"Manca la voglia di faticare!" - ha proferito in questi giorni l'arrabbiato Conte nazionale. Peccato che a pronunciare questa frase sia stata una persona che ha lasciato un club ad inizio preparazione "per mancanza di stimoli", con modalità e tempi discutibili, arroganti e, a dir poco, scorretti. Se poi aggiungiamo che, per allenare la nazionale di calcio, lo stesso tecnico ha un contratto esorbitante (alla faccia delle motivazioni!), si può ben comprendere da quale pulpito venga la predica.
Il profeta italico ha poi aggiunto "Se la mentalità non cambia, c'è il rischio che la discesa (di stile e di gioco della squadra) continui".
Tali frasi sarebbero del tutto giustificate, per non dire ovvie, se a pronunciarle fossero persone che, con la loro testimonianza, vivessero ciò che sentenziano. Invece, ci si ritrova ancora una volta di fronte ad un rappresentante dell'esercito dei "viziati moralisti", pienamente integrati in un sistema dorato che non solo, in primis, contribuiscono ad erigere, ma che si permettono pure di contestare.
Parlare di necessità di faticare, di cambio di mentalità, di sacrificio, con una spocchia a dir poco irritante, quando non si è esitato neppure un secondo a richiedere un forte ritocco dello stipendio di per sé già cospicuo (e mai richiesto da alcun predecessore), in un contesto socio-economico lacrime e sangue, significa aver perso completamente e, da tempo, il senso della realtà oltre che quello del comune pudore.

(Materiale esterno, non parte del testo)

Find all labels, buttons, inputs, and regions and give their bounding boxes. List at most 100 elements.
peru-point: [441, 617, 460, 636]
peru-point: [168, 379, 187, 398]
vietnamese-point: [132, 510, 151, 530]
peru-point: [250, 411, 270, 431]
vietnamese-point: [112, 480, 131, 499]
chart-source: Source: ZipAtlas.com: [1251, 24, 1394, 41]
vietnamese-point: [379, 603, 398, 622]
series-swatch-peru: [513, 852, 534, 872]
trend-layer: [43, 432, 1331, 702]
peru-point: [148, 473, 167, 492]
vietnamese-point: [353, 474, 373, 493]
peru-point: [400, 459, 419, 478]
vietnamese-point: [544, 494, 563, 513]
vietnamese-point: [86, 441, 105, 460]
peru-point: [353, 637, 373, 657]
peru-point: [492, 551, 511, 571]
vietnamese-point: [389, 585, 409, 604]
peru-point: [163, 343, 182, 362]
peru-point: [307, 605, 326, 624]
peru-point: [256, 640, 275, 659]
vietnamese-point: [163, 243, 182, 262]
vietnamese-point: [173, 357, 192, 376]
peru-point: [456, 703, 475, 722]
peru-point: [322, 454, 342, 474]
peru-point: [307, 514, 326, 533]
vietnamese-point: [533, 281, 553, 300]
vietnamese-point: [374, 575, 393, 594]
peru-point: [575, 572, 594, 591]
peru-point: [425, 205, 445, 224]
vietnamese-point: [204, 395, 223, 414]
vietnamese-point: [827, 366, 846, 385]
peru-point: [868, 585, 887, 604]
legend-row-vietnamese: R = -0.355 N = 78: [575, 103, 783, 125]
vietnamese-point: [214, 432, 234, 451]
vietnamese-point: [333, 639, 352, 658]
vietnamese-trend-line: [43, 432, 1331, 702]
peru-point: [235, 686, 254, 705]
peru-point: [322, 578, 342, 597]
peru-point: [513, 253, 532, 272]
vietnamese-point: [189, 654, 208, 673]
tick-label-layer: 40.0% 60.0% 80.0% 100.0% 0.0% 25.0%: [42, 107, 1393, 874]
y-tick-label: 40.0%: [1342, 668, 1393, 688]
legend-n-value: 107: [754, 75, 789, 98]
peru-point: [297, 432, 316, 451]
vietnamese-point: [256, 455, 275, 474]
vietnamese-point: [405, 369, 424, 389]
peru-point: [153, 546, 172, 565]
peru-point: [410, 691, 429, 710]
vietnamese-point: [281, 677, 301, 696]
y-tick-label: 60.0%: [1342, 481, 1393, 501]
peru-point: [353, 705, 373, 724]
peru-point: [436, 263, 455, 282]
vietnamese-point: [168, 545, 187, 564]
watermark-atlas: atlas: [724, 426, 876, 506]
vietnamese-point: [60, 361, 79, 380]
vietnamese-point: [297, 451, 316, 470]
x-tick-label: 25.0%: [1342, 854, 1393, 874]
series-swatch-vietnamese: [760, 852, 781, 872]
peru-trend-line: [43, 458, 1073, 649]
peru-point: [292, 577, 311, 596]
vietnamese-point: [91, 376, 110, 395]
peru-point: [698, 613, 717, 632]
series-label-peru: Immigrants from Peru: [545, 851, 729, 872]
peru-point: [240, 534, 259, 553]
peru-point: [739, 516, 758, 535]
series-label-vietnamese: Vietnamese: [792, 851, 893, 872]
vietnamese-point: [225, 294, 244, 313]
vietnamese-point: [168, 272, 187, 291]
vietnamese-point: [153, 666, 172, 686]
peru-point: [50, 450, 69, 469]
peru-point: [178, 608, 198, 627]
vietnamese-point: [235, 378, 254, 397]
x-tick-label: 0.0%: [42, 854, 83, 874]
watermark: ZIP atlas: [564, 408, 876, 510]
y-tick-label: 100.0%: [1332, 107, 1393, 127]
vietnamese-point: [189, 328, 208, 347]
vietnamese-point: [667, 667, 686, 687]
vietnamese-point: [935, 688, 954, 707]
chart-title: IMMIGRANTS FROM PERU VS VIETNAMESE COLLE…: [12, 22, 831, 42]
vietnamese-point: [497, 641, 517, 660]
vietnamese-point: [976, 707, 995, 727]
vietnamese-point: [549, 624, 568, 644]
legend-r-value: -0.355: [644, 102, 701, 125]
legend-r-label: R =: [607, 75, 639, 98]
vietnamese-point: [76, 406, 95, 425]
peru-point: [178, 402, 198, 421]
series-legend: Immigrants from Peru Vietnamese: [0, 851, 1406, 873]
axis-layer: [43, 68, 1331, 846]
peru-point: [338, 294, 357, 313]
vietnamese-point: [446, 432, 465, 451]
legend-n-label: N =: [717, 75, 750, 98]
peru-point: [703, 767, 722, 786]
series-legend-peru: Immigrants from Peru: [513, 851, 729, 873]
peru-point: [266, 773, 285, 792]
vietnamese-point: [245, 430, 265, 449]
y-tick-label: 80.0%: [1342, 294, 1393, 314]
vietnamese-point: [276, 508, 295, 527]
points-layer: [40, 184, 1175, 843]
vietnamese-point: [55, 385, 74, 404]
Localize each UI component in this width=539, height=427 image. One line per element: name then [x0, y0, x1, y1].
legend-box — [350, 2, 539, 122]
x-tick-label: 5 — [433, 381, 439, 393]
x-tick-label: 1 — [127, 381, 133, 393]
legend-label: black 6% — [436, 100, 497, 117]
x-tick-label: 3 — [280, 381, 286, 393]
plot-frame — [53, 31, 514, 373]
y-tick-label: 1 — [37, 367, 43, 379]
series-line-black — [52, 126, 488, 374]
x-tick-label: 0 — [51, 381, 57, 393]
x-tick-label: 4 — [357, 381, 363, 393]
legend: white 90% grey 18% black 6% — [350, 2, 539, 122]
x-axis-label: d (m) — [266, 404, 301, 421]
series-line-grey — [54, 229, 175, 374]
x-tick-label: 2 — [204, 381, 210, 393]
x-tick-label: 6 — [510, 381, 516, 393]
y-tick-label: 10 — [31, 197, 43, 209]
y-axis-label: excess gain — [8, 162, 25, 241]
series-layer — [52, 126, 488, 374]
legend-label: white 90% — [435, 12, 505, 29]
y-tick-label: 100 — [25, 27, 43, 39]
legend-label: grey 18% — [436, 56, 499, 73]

D'altronde, se si pensa che la sera della partita Italia - Croazia, ad alluvione non ancora terminata nelle zone limitrofe allo stadio di San Siro dove si è giocato, gli spettatori erano sessantatremila, si può ben capire come certe affermazioni abbiano buon gioco e si sposino piuttosto bene con una vacuità di contenuti (e di valori) generalizzata nauseante. Un Conte più di nome che di fatto, attorniato da un popolo mediocre che non riesce neanche più ad accorgersi che ad affondare non è la nazionale, bensì, purtroppo, l'Italia intera.